The two of them spent the following couple of hours catching up with each other’s lives. Daisy told Sybil all about this boy at her school, William, who had been her friend all her life but had somehow grown to fancy her, which bothered Daisy to a certain degree because she loved him, but not that way. She also told Sybil about how she loved cooking but wanted to study Biology at university, and that she was particularly interested in becoming a botanist and having a little cottage of her own where her mother could go live too when she retired. Sybil was happy to see that the girl that had once crawled and learned to walk on the very cobbled floors that lay under their feet was now full of dreams and ambitions, and she found herself itching to know more of what Daisy had planned for herself.

“Well, I think I should go upstairs and say hello to Mama and Papa,” she said a while later, glancing at the clock. “It’s nearly tea time, and your mother’s going to be up any minute anyway. But let’s meet up again sometime tomorrow!”

“We could go out tonight,” Daisy offered, a bright smile on her face. “I’m eighteen now, and I s’pose Mam won’t mind as long as you’re with me.”

Sybil began to nod, but then remembered that she had already told that man that he met in Ripon that they’d get together that evening.

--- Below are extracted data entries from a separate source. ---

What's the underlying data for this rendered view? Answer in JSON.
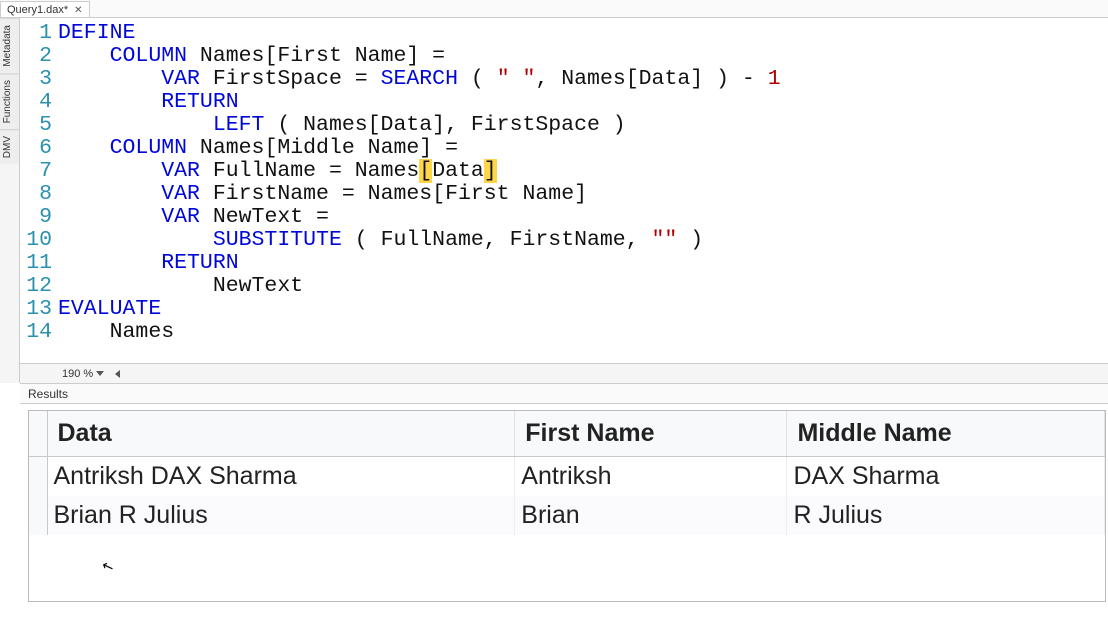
{
  "tab": {
    "title": "Query1.dax*"
  },
  "side_tabs": [
    "Metadata",
    "Functions",
    "DMV"
  ],
  "zoom": {
    "label": "190 %"
  },
  "code": {
    "lines": [
      [
        {
          "t": "DEFINE",
          "c": "kw"
        }
      ],
      [
        {
          "t": "    "
        },
        {
          "t": "COLUMN",
          "c": "kw"
        },
        {
          "t": " Names[First Name] ="
        }
      ],
      [
        {
          "t": "        "
        },
        {
          "t": "VAR",
          "c": "kw"
        },
        {
          "t": " FirstSpace = "
        },
        {
          "t": "SEARCH",
          "c": "fn"
        },
        {
          "t": " ( "
        },
        {
          "t": "\" \"",
          "c": "str"
        },
        {
          "t": ", Names[Data] ) - "
        },
        {
          "t": "1",
          "c": "num"
        }
      ],
      [
        {
          "t": "        "
        },
        {
          "t": "RETURN",
          "c": "kw"
        }
      ],
      [
        {
          "t": "            "
        },
        {
          "t": "LEFT",
          "c": "fn"
        },
        {
          "t": " ( Names[Data], FirstSpace )"
        }
      ],
      [
        {
          "t": "    "
        },
        {
          "t": "COLUMN",
          "c": "kw"
        },
        {
          "t": " Names[Middle Name] ="
        }
      ],
      [
        {
          "t": "        "
        },
        {
          "t": "VAR",
          "c": "kw"
        },
        {
          "t": " FullName = Names"
        },
        {
          "t": "[",
          "c": "hl"
        },
        {
          "t": "Data"
        },
        {
          "t": "]",
          "c": "hl"
        }
      ],
      [
        {
          "t": "        "
        },
        {
          "t": "VAR",
          "c": "kw"
        },
        {
          "t": " FirstName = Names[First Name]"
        }
      ],
      [
        {
          "t": "        "
        },
        {
          "t": "VAR",
          "c": "kw"
        },
        {
          "t": " NewText ="
        }
      ],
      [
        {
          "t": "            "
        },
        {
          "t": "SUBSTITUTE",
          "c": "fn"
        },
        {
          "t": " ( FullName, FirstName, "
        },
        {
          "t": "\"\"",
          "c": "str"
        },
        {
          "t": " )"
        }
      ],
      [
        {
          "t": "        "
        },
        {
          "t": "RETURN",
          "c": "kw"
        }
      ],
      [
        {
          "t": "            NewText"
        }
      ],
      [
        {
          "t": "EVALUATE",
          "c": "kw"
        }
      ],
      [
        {
          "t": "    Names"
        }
      ]
    ]
  },
  "results": {
    "panel_label": "Results",
    "headers": [
      "Data",
      "First Name",
      "Middle Name"
    ],
    "rows": [
      [
        "Antriksh DAX Sharma",
        "Antriksh",
        "DAX Sharma"
      ],
      [
        "Brian R Julius",
        "Brian",
        "R Julius"
      ]
    ]
  }
}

“I . . . I don’t think I can make it tonight, unfortunately, but let’s go get brunch tomorrow at that little café near the station!” She offered. When Daisy eyed her curiously, she just shrugged her shoulders. “I told an old friend that I was coming for the weekend and we decided to meet up for a beer or two.”

Daisy did a half-smile. “All right, all right. Just let me know how it goes, will you?”

Sybil rolled her eyes as she stood up. “Life’s not a Jane Austen novel, Dee.” And with that, she pressed a kiss on the top of the girl’s head before making her way upstairs, a small smile on her face.

No, life wasn’t a Jane Austen novel. Because she had most definitely never written an Irish love interest for any of her heroines.